06/03/2017 às 15h20min - Atualizada em 06/03/2017 às 15h20min

Chuvas na medida certa devem assegurar maior safra dos cerrados no Piauí

Por Cláudio Barros

Portal AZ
Cláudio Barros

“O que dá dor de cabeça ao agricultor não é o governo ou a falta de governo e de estradas ou as dificuldades de crédito. O que dá dor de cabeça é a falta de chuva”, diz Altair Domingos Fianco, 62 anos, 15 deles dedicados a cultivar arroz, milho e soja em Uruçuí, Sudoeste do Piauí.

Nos últimos dois anos, Seu Altair e outros tantos agricultores instalados naquela região padeceram de uma dor de cabeça que custou algumas centenas de milhões de reais. Dinheiro que não se fez porque a estiagem reduziu drasticamente as colheitas. O que era euforia se transformou em apreensão e em alguns casos em quebra.

O ano de 2017 veio com a cura para as dores de cabeça dos agricultores do cerrado do Piauí: choveu na hora certa, em quantidade certa e na distribuição espacial necessária para garantir uma boa colheita.

Há uma expectativa de que neste ano sejam colhidas na região quase dois milhões de toneladas de soja – 1.1974.900, segundo levantamentos da Conab e do IBGE. Seu Altair é mais otimista e considera a possibilidade de serem colhidas 2,112 milhões de toneladas de soja.

Para as demais culturas (milho, arroz, feijão e algodão) projetam-se 1,190 milhão de toneladas, a maior parte do milho, que poderá responder com 1,160 milhão de toneladas.

Houve um recuo no cultivo do algodão, que requer maior custo e, depois de dois anos de perdas consideráveis na lavoura, não havia como os agricultores financiarem uma lavoura tão dispendiosa.
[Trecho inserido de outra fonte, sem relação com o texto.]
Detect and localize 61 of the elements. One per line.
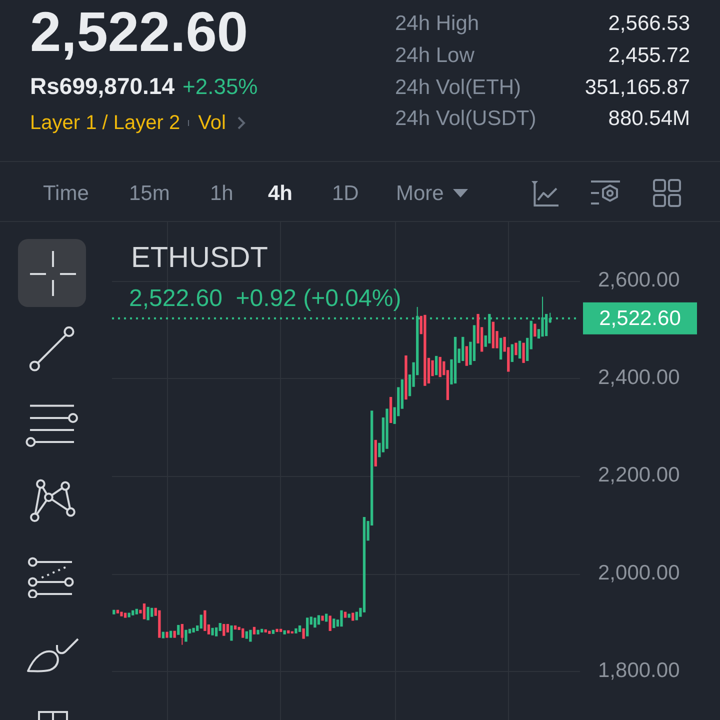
y-tick-label: 2,200.00 — [598, 464, 680, 487]
candlestick — [184, 630, 188, 642]
text: 24h Low — [395, 44, 474, 67]
candlestick — [492, 322, 495, 348]
candlestick — [150, 608, 154, 617]
y-tick-label: 2,400.00 — [598, 366, 680, 390]
text: Layer 1 / Layer 2 — [30, 112, 180, 134]
text: 24h Vol(ETH) — [395, 76, 522, 99]
text: 2,566.53 — [608, 12, 690, 35]
text: 24h High — [395, 12, 480, 35]
candlestick — [355, 612, 358, 620]
candlestick — [146, 606, 150, 620]
candlestick — [344, 612, 347, 618]
candlestick — [434, 356, 438, 376]
candlestick — [173, 630, 176, 638]
candlestick — [317, 615, 320, 625]
candlestick — [404, 355, 408, 400]
candlestick — [142, 603, 146, 620]
text: More — [396, 182, 444, 205]
y-tick-label: 2,000.00 — [598, 561, 680, 584]
candlestick — [499, 338, 502, 360]
candlestick — [120, 612, 123, 616]
ref-line-label: 2,522.60 — [599, 307, 681, 330]
candlestick — [324, 614, 328, 622]
text: Time — [43, 182, 89, 205]
text: 15m — [129, 182, 170, 205]
candlestick — [348, 614, 350, 618]
candlestick — [230, 625, 233, 641]
text: 351,165.87 — [584, 76, 690, 99]
candlestick — [352, 612, 354, 621]
candlestick — [340, 610, 343, 627]
candlestick — [200, 614, 202, 629]
text: ETHUSDT — [131, 242, 268, 274]
y-tick-label: 1,800.00 — [598, 658, 680, 682]
candlestick — [242, 628, 244, 638]
candlestick — [514, 342, 518, 356]
text: Vol — [198, 112, 226, 134]
text: 4h — [268, 182, 293, 205]
text: Rs699,870.14 — [30, 73, 175, 99]
candlestick — [534, 324, 536, 337]
candlestick — [438, 356, 442, 378]
candlestick — [162, 632, 165, 638]
text: +2.35% — [182, 74, 258, 98]
text: 2,455.72 — [608, 44, 690, 67]
candlestick — [124, 612, 127, 618]
candlestick — [158, 610, 161, 638]
candlestick — [249, 630, 252, 642]
candlestick — [302, 628, 305, 639]
candlestick — [518, 340, 522, 359]
text: 2,522.60 — [30, 0, 248, 63]
candlestick — [128, 612, 130, 618]
y-tick-label: 2,600.00 — [598, 268, 680, 292]
candlestick — [166, 632, 168, 638]
text: 880.54M — [608, 107, 690, 130]
text: 24h Vol(USDT) — [395, 107, 536, 130]
candlestick — [245, 631, 248, 639]
text: 1h — [210, 182, 234, 205]
candlestick — [169, 630, 172, 638]
candlestick — [321, 616, 324, 621]
text: 2,522.60 +0.92 (+0.04%) — [129, 285, 402, 312]
text: 1D — [332, 182, 359, 205]
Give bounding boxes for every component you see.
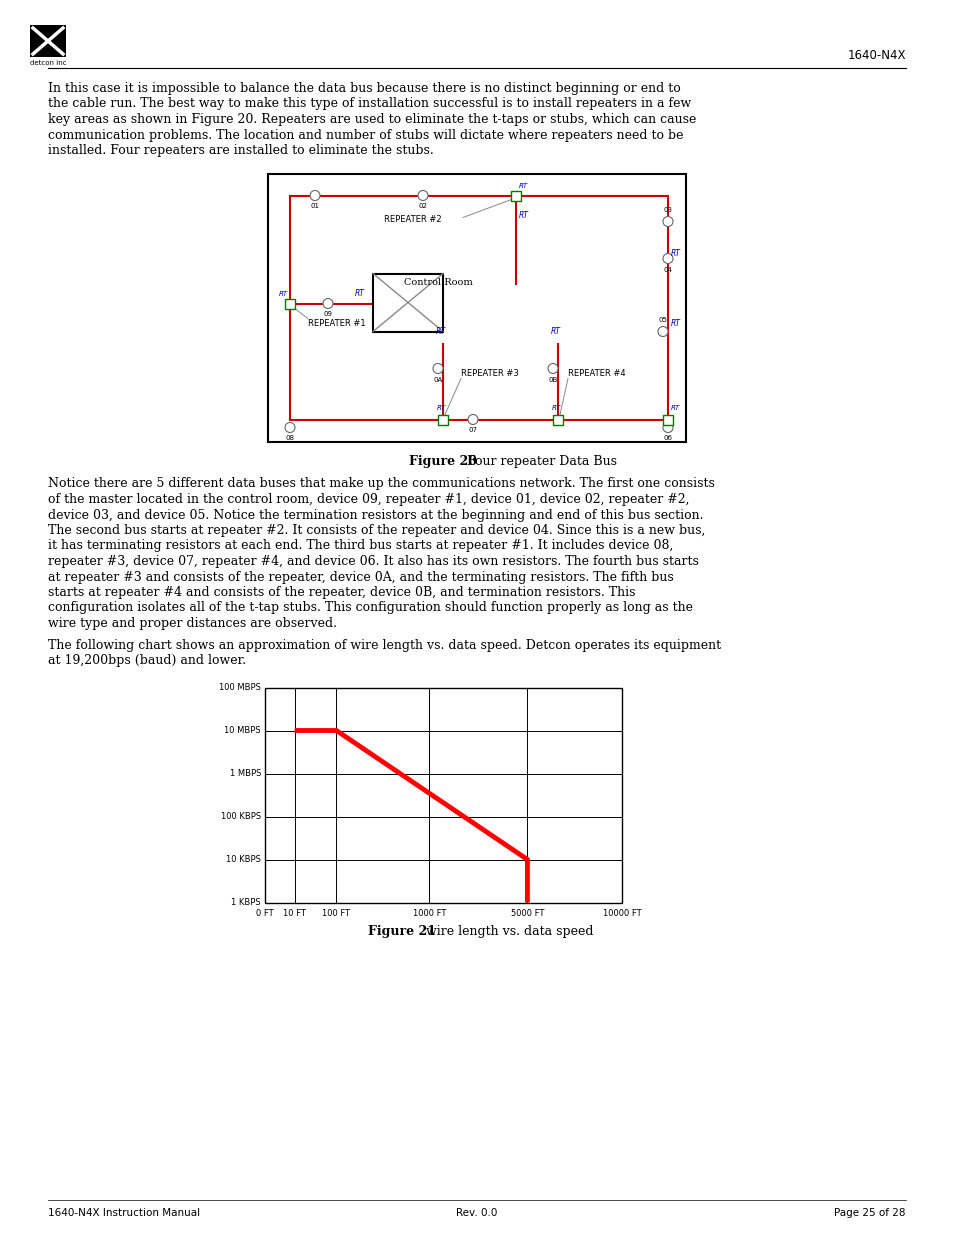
Text: wire type and proper distances are observed.: wire type and proper distances are obser…: [48, 618, 336, 630]
Text: 1 KBPS: 1 KBPS: [232, 898, 261, 906]
Text: Figure 21: Figure 21: [368, 925, 436, 937]
Text: 09: 09: [323, 311, 333, 317]
Circle shape: [662, 422, 672, 432]
Text: repeater #3, device 07, repeater #4, and device 06. It also has its own resistor: repeater #3, device 07, repeater #4, and…: [48, 555, 699, 568]
Text: the cable run. The best way to make this type of installation successful is to i: the cable run. The best way to make this…: [48, 98, 691, 110]
Text: RT: RT: [278, 291, 288, 298]
Circle shape: [547, 363, 558, 373]
Text: wire length vs. data speed: wire length vs. data speed: [422, 925, 594, 937]
Text: RT: RT: [518, 210, 528, 220]
Text: REPEATER #1: REPEATER #1: [308, 319, 365, 327]
Circle shape: [323, 299, 333, 309]
Text: 1 MBPS: 1 MBPS: [230, 769, 261, 778]
Circle shape: [285, 422, 294, 432]
Text: 1640-N4X: 1640-N4X: [846, 49, 905, 62]
Text: 10 FT: 10 FT: [283, 909, 306, 918]
Text: RT: RT: [670, 405, 679, 411]
Text: 10 MBPS: 10 MBPS: [224, 726, 261, 735]
Text: 0B: 0B: [548, 377, 558, 383]
Text: Control Room: Control Room: [403, 278, 472, 287]
Text: 01: 01: [310, 204, 319, 210]
Text: 04: 04: [663, 267, 672, 273]
Circle shape: [662, 253, 672, 263]
Text: starts at repeater #4 and consists of the repeater, device 0B, and termination r: starts at repeater #4 and consists of th…: [48, 585, 635, 599]
Text: Page 25 of 28: Page 25 of 28: [834, 1208, 905, 1218]
Text: REPEATER #3: REPEATER #3: [460, 368, 518, 378]
Text: 1640-N4X Instruction Manual: 1640-N4X Instruction Manual: [48, 1208, 200, 1218]
Bar: [373, 273, 442, 331]
Text: RT: RT: [670, 319, 680, 327]
Text: 100 KBPS: 100 KBPS: [221, 811, 261, 821]
Circle shape: [662, 216, 672, 226]
Text: it has terminating resistors at each end. The third bus starts at repeater #1. I: it has terminating resistors at each end…: [48, 540, 673, 552]
Bar: [437, 415, 448, 425]
Text: RT: RT: [518, 184, 528, 189]
Text: 03: 03: [662, 207, 672, 214]
Text: communication problems. The location and number of stubs will dictate where repe: communication problems. The location and…: [48, 128, 682, 142]
Text: key areas as shown in Figure 20. Repeaters are used to eliminate the t-taps or s: key areas as shown in Figure 20. Repeate…: [48, 112, 696, 126]
Text: 10 KBPS: 10 KBPS: [226, 855, 261, 864]
Bar: [285, 299, 294, 309]
Text: RT: RT: [436, 326, 445, 336]
Bar: [55, 27, 62, 54]
Text: RT: RT: [355, 289, 364, 298]
Text: The second bus starts at repeater #2. It consists of the repeater and device 04.: The second bus starts at repeater #2. It…: [48, 524, 704, 537]
Text: 08: 08: [285, 436, 294, 441]
Text: RT: RT: [551, 405, 560, 411]
Circle shape: [433, 363, 442, 373]
Text: REPEATER #4: REPEATER #4: [567, 368, 625, 378]
Text: detcon inc: detcon inc: [30, 61, 67, 65]
Text: RT: RT: [551, 326, 560, 336]
Circle shape: [417, 190, 428, 200]
Text: Figure 20: Figure 20: [409, 456, 476, 468]
Text: Notice there are 5 different data buses that make up the communications network.: Notice there are 5 different data buses …: [48, 478, 714, 490]
Text: at repeater #3 and consists of the repeater, device 0A, and the terminating resi: at repeater #3 and consists of the repea…: [48, 571, 673, 583]
Text: at 19,200bps (baud) and lower.: at 19,200bps (baud) and lower.: [48, 655, 246, 667]
Bar: [30, 25, 66, 57]
Text: Rev. 0.0: Rev. 0.0: [456, 1208, 497, 1218]
Text: RT: RT: [670, 248, 680, 258]
Text: of the master located in the control room, device 09, repeater #1, device 01, de: of the master located in the control roo…: [48, 493, 689, 506]
Text: 100 MBPS: 100 MBPS: [219, 683, 261, 692]
Text: RT: RT: [436, 405, 445, 411]
Text: 1000 FT: 1000 FT: [412, 909, 445, 918]
Bar: [265, 688, 621, 903]
Bar: [662, 415, 672, 425]
Text: The following chart shows an approximation of wire length vs. data speed. Detcon: The following chart shows an approximati…: [48, 638, 720, 652]
Text: 05: 05: [658, 317, 667, 324]
Text: 07: 07: [468, 427, 477, 433]
Bar: [268, 173, 685, 441]
Bar: [265, 688, 621, 903]
Bar: [32, 27, 39, 54]
Text: 0 FT: 0 FT: [256, 909, 274, 918]
Bar: [553, 415, 562, 425]
Text: configuration isolates all of the t-tap stubs. This configuration should functio: configuration isolates all of the t-tap …: [48, 601, 692, 615]
Text: 06: 06: [662, 436, 672, 441]
Circle shape: [468, 415, 477, 425]
Circle shape: [310, 190, 319, 200]
Circle shape: [658, 326, 667, 336]
Text: 10000 FT: 10000 FT: [602, 909, 640, 918]
Text: installed. Four repeaters are installed to eliminate the stubs.: installed. Four repeaters are installed …: [48, 144, 434, 157]
Bar: [511, 190, 520, 200]
Text: REPEATER #2: REPEATER #2: [384, 215, 441, 225]
Text: 0A: 0A: [433, 377, 442, 383]
Text: In this case it is impossible to balance the data bus because there is no distin: In this case it is impossible to balance…: [48, 82, 680, 95]
Text: 100 FT: 100 FT: [322, 909, 350, 918]
Text: 02: 02: [418, 204, 427, 210]
Text: device 03, and device 05. Notice the termination resistors at the beginning and : device 03, and device 05. Notice the ter…: [48, 509, 702, 521]
Text: 5000 FT: 5000 FT: [510, 909, 543, 918]
Text: Four repeater Data Bus: Four repeater Data Bus: [462, 456, 617, 468]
Seu Altair Fianco está praticamente curado da dor de cabeça. Ele e os demais agricultores da região Sudoeste do Piauí, que tem 33 municípios e uma de 8.2 milhões de hectares de terras potencialmente agricultável. Menos de 10% dessa área está aberta para o cultivo.

Na safra 2016/17, cuja colheita já foi iniciada, a área destinada ao cultivo de soja soma 684,6 mil hectares – 21% a mais que a área plantada em 2016, que foi de 565 mil hectares. Poderia ter sido mais, só que com a seca que causou dor de cabeça e prejuízos financeiros, houve menos gente para correr o risco de plantar.